If anything is the opposite of $V=L$ it would be the existence of $0^\#$. This axiom implies that not only $V\neq L$, but it is in fact very far away from $L$. What does that mean? If we start with $L$ and we add using forcing a real number, or even a proper class of new sets, then the resulting model will be somewhat close to $L$. In what sense do we mean close? If $X$ is any uncountable set of ordinals, then there is some $Y\in L$ which is a set of ordinals, $X\subseteq Y$ and $|X|=|Y|$. This is known as the covering lemma.
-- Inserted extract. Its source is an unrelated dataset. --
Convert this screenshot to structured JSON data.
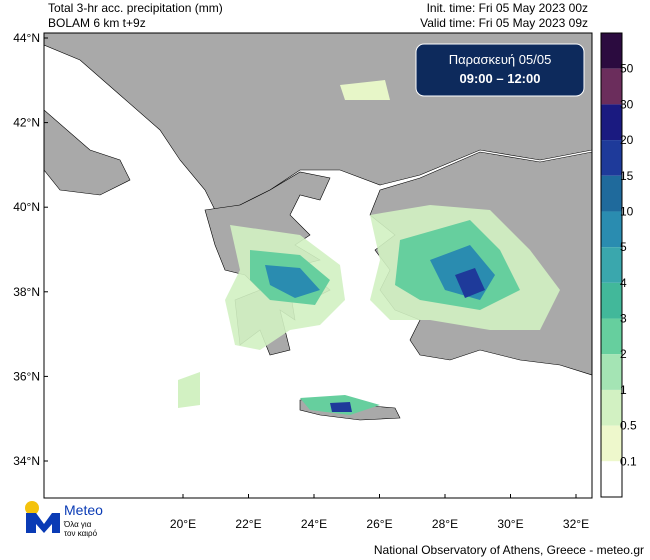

The existence of $0^\#$ is equivalent to saying that the covering lemma fails, and it turns out that it fails in many many places, when it fails. For example the set $\{\aleph_n\mid n\in\omega\}$ cannot be covered by any set of size $<\aleph_\omega$ which is in $L$. The reason is that $\aleph_\omega$ is regular in $L$, so any unbounded subset must have size $\aleph_\omega$.
If you want to extend this further, there is the notion of relative constructibility which says that there is some set $A$ from which the universe is constructible. And so we can define the notion of $A^\#$ in a similar fashion.
So the "ultimate anti-$L$ axiom" would be something of the form $\forall A(V\neq L[A])$. This axiom is a consequence of large cardinals such as strongly compact cardinals (and in fact much much weaker than that). And these axioms are used on a regular basis in set theory.